Ethical hackers swarm Pentagon websites

Hackers are crawling all over the US Department of Defense’s websites. Don’t worry, though: they’re white hats, and DoD officials are quite happy about the whole thing.

Four years after it first invited white hat hackers to start hacking its systems, the Pentagon continues asking them to do their worst – and a report released this week says that they’re submitting more vulnerability reports than ever.

The DoD’s Department of Defense Cyber Crime Center (DC3) handles cybersecurity for the DoD, and is responsible for tasks including cyber technical training and vulnerability sharing. It also runs the DoD’s Vulnerability Disclosure Program (VDP).

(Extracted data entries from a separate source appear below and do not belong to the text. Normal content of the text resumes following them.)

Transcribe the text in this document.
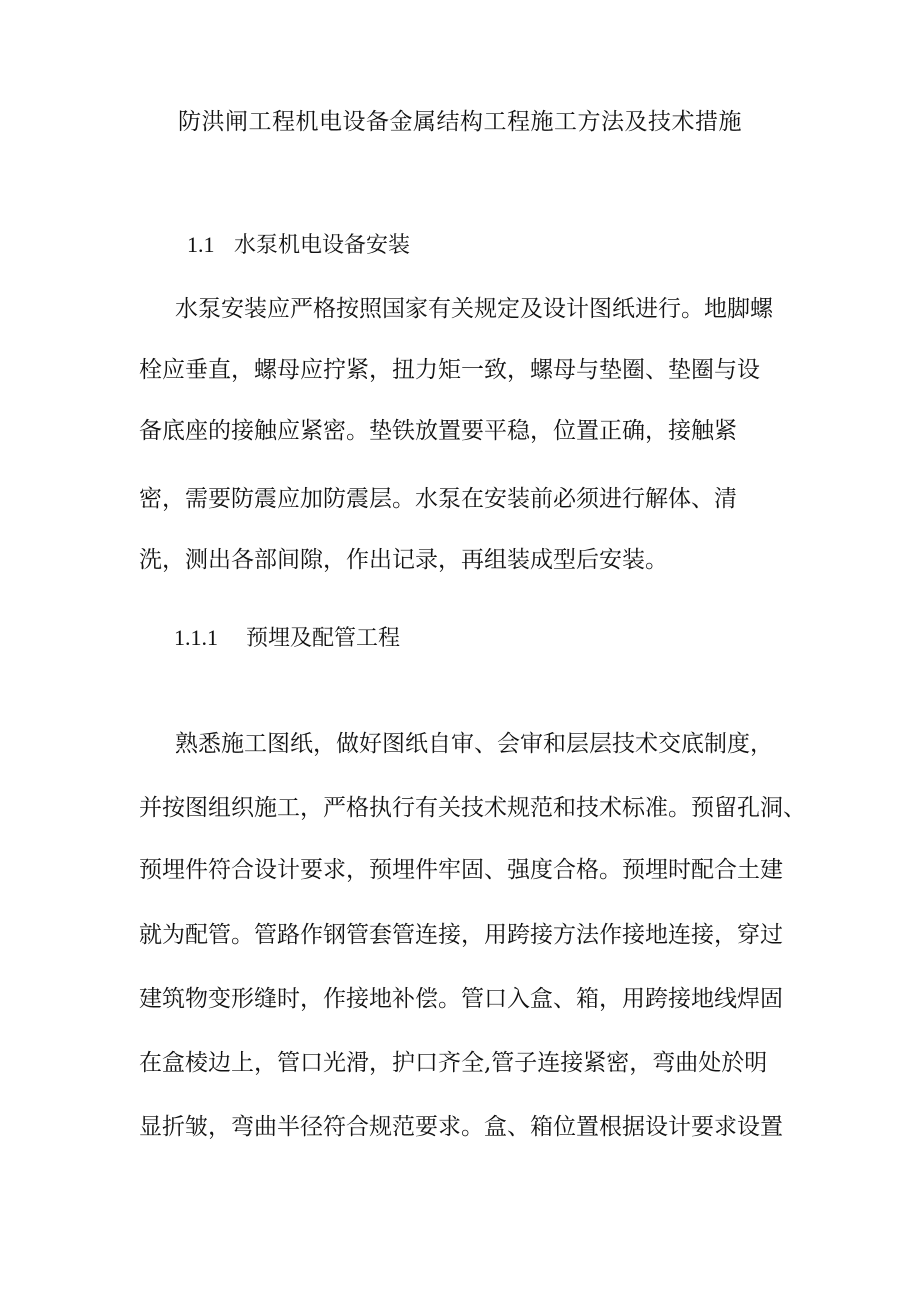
防洪闸工程机电设备金属结构工程施工方法及技术措施
1.1 水泵机电设备安装
水泵安装应严格按照国家有关规定及设计图纸进行。地脚螺
栓应垂直，螺母应拧紧，扭力矩一致，螺母与垫圈、垫圈与设
备底座的接触应紧密。垫铁放置要平稳，位置正确，接触紧
密，需要防震应加防震层。水泵在安装前必须进行解体、清
洗，测出各部间隙，作出记录，再组装成型后安装。
1.1.1 预埋及配管工程
熟悉施工图纸，做好图纸自审、会审和层层技术交底制度，
并按图组织施工，严格执行有关技术规范和技术标准。预留孔洞、
预埋件符合设计要求，预埋件牢固、强度合格。预埋时配合土建
就为配管。管路作钢管套管连接，用跨接方法作接地连接，穿过
建筑物变形缝时，作接地补偿。管口入盒、箱，用跨接地线焊固
在盒棱边上，管口光滑，护口齐全,管子连接紧密，弯曲处於明
显折皱，弯曲半径符合规范要求。盒、箱位置根据设计要求设置
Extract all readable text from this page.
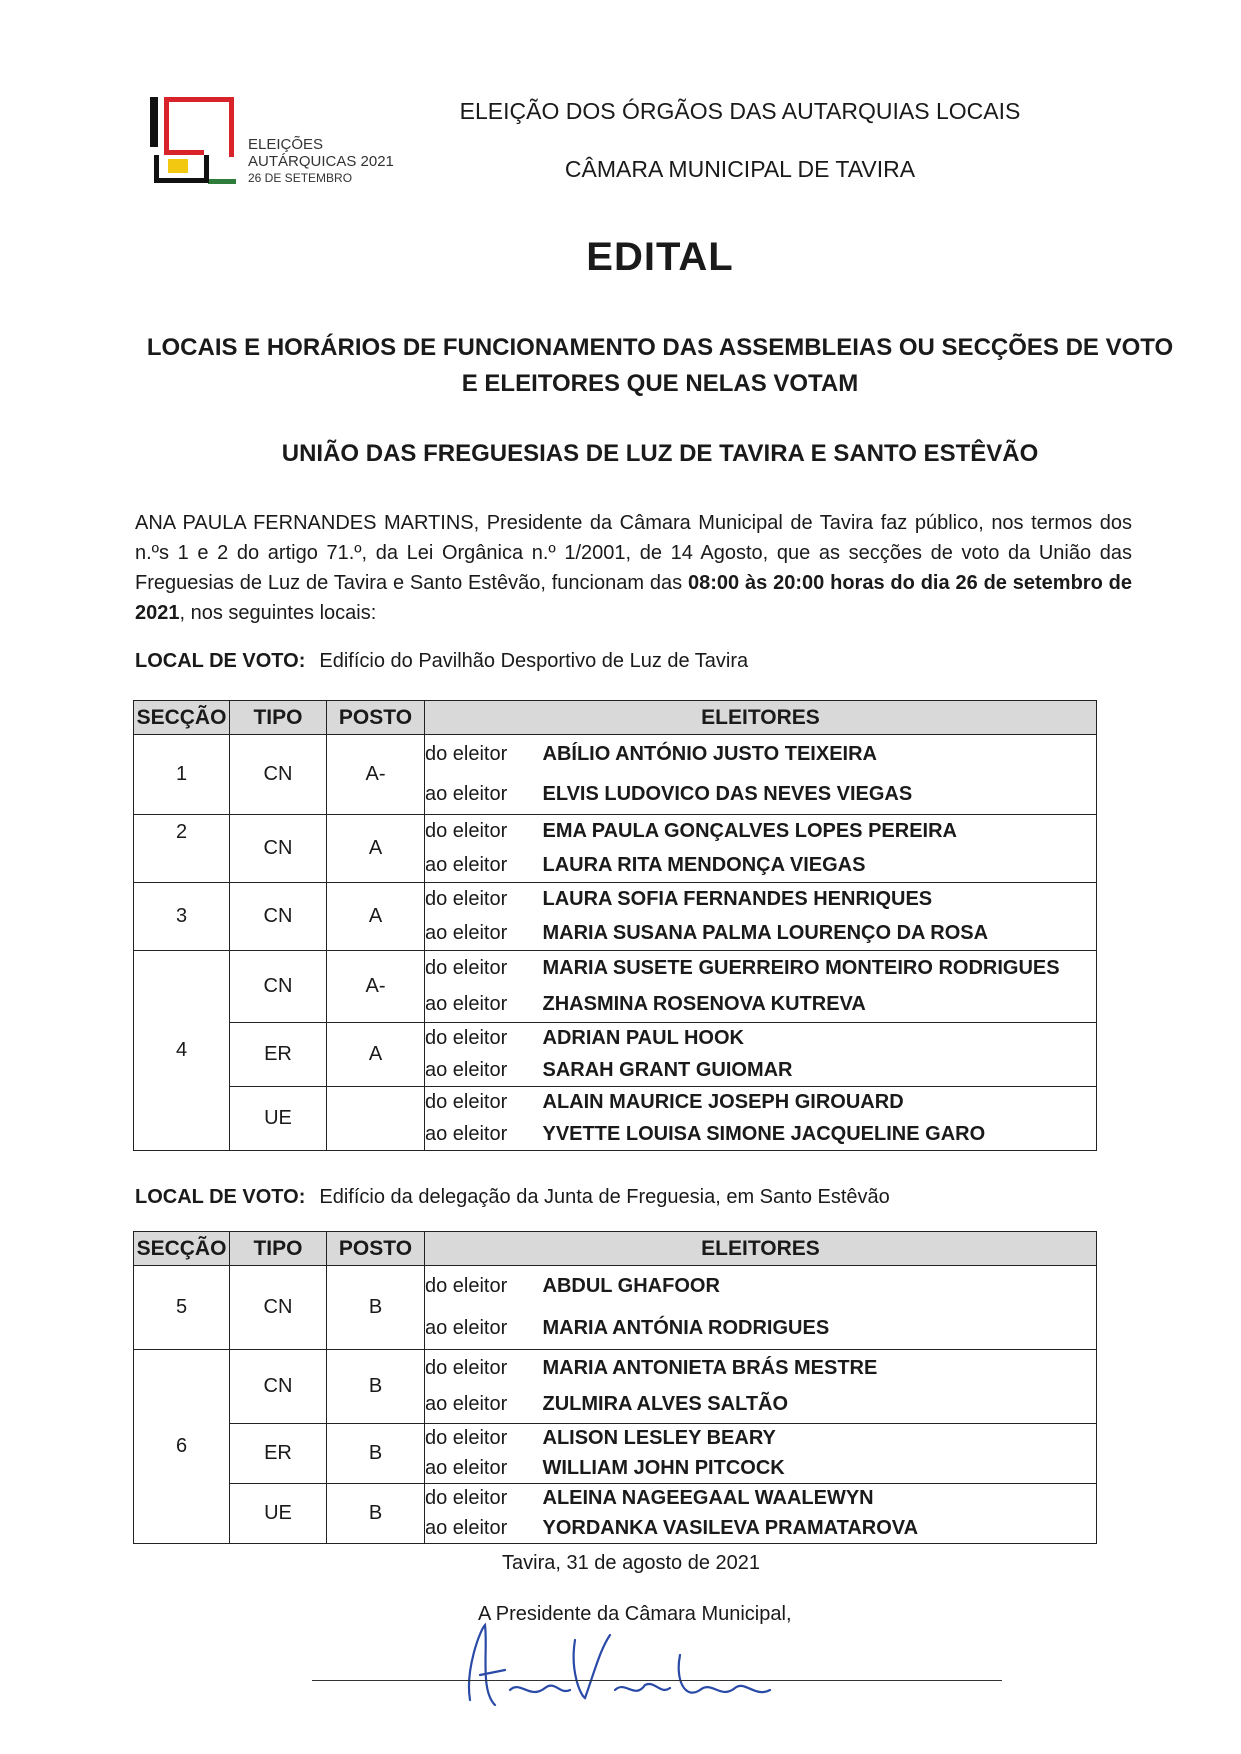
ELEIÇÕES
AUTÁRQUICAS 2021
26 DE SETEMBRO
ELEIÇÃO DOS ÓRGÃOS DAS AUTARQUIAS LOCAIS
CÂMARA MUNICIPAL DE TAVIRA
EDITAL
LOCAIS E HORÁRIOS DE FUNCIONAMENTO DAS ASSEMBLEIAS OU SECÇÕES DE VOTO E ELEITORES QUE NELAS VOTAM
UNIÃO DAS FREGUESIAS DE LUZ DE TAVIRA E SANTO ESTÊVÃO
ANA PAULA FERNANDES MARTINS, Presidente da Câmara Municipal de Tavira faz público, nos termos dos n.ºs 1 e 2 do artigo 71.º, da Lei Orgânica n.º 1/2001, de 14 Agosto, que as secções de voto da União das Freguesias de Luz de Tavira e Santo Estêvão, funcionam das 08:00 às 20:00 horas do dia 26 de setembro de 2021, nos seguintes locais:
LOCAL DE VOTO: Edifício do Pavilhão Desportivo de Luz de Tavira
SECÇÃO	TIPO	POSTO	ELEITORES	
1	CN	A-	do eleitor	ABÍLIO ANTÓNIO JUSTO TEIXEIRA
			ao eleitor	ELVIS LUDOVICO DAS NEVES VIEGAS
2	CN	A	do eleitor	EMA PAULA GONÇALVES LOPES PEREIRA
			ao eleitor	LAURA RITA MENDONÇA VIEGAS
3	CN	A	do eleitor	LAURA SOFIA FERNANDES HENRIQUES
			ao eleitor	MARIA SUSANA PALMA LOURENÇO DA ROSA
4	CN	A-	do eleitor	MARIA SUSETE GUERREIRO MONTEIRO RODRIGUES
			ao eleitor	ZHASMINA ROSENOVA KUTREVA
	ER	A	do eleitor	ADRIAN PAUL HOOK
			ao eleitor	SARAH GRANT GUIOMAR
	UE		do eleitor	ALAIN MAURICE JOSEPH GIROUARD
			ao eleitor	YVETTE LOUISA SIMONE JACQUELINE GARO
LOCAL DE VOTO: Edifício da delegação da Junta de Freguesia, em Santo Estêvão
SECÇÃO	TIPO	POSTO	ELEITORES	
5	CN	B	do eleitor	ABDUL GHAFOOR
			ao eleitor	MARIA ANTÓNIA RODRIGUES
6	CN	B	do eleitor	MARIA ANTONIETA BRÁS MESTRE
			ao eleitor	ZULMIRA ALVES SALTÃO
	ER	B	do eleitor	ALISON LESLEY BEARY
			ao eleitor	WILLIAM JOHN PITCOCK
	UE	B	do eleitor	ALEINA NAGEEGAAL WAALEWYN
			ao eleitor	YORDANKA VASILEVA PRAMATAROVA
Tavira, 31 de agosto de 2021
A Presidente da Câmara Municipal,
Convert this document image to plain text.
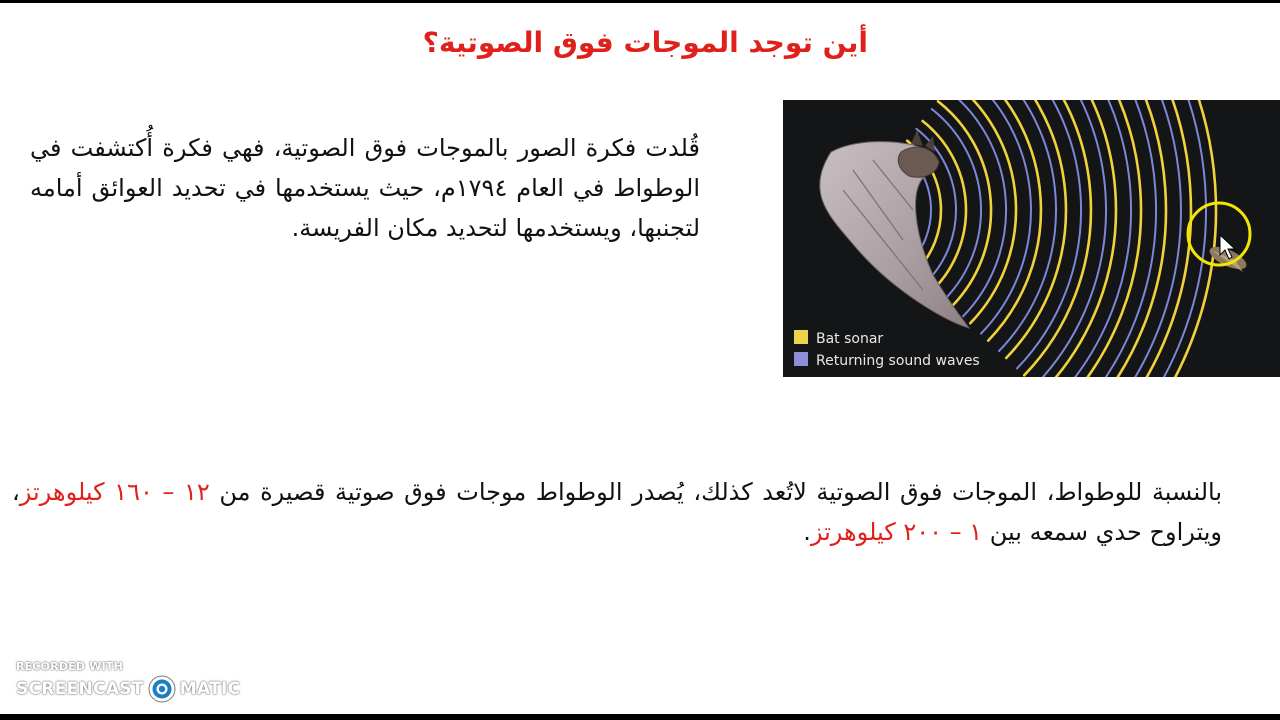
أين توجد الموجات فوق الصوتية؟

قُلدت فكرة الصور بالموجات فوق الصوتية، فهي فكرة أُكتشفت في الوطواط في العام ١٧٩٤م، حيث يستخدمها في تحديد العوائق أمامه لتجنبها، ويستخدمها لتحديد مكان الفريسة.

Bat sonar
Returning sound waves

بالنسبة للوطواط، الموجات فوق الصوتية لاتُعد كذلك، يُصدر الوطواط موجات فوق صوتية قصيرة من ١٢ – ١٦٠ كيلوهرتز، ويتراوح حدي سمعه بين ١ – ٢٠٠ كيلوهرتز.

RECORDED WITH
SCREENCAST MATIC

The VDP emerged from the Hack the Pentagon bug bounty program that the military ran in 2016. That initiative was so successful that it continues to invite hackers to play with its systems. Last year, the Air Force even bought an F-15 to Defcon for hackers to tinker with. Next year, it plans a satellite.

These high-profile events punctuate a more modest but ongoing program that invites hackers to submit security vulnerability reports focusing on DoD websites and web applications. The DoD engaged its DC3 unit to run the continuous program and keep the ethical hacks rolling in.

DC3 just published its first annual report on the program, revealing that it processed 4,013 vulnerability reports from 1,460 white hat researchers. It validated 2,836 of them for mitigation, it said, adding:

These vulnerabilities were previously unknown to the DoD and not found by automated network scanning software, red teams, manual configuration checks, or cyber inspections. Without DoD VDP there is a good chance those vulnerabilities would persist to this date, or worse, be active conduits for exploitation by our adversaries.

2019 was the busiest year for bug reports, the report said, representing a 21.7% increase over 2017 and bringing the total number of bug reports to 12,489.

Information exposure bugs were the most common type reported during the year, followed by violation of secure design principles, cross-site scripting flaws, business logic errors, and open redirects (which are a way to mount phishing attacks).

In the future, DC3 wants to expand the scope of the program beyond DoD websites to cover any DoD information system. It also wants to partner with the Defense Counterintelligence and Security Agency (DCSA) to create what it calls a defense industrial base (DIB) VDP program to secure the DoD’s supply chain. That’s notable, given the past controversy over potential vulnerabilities in third-party drones and cameras sourced by the DoD.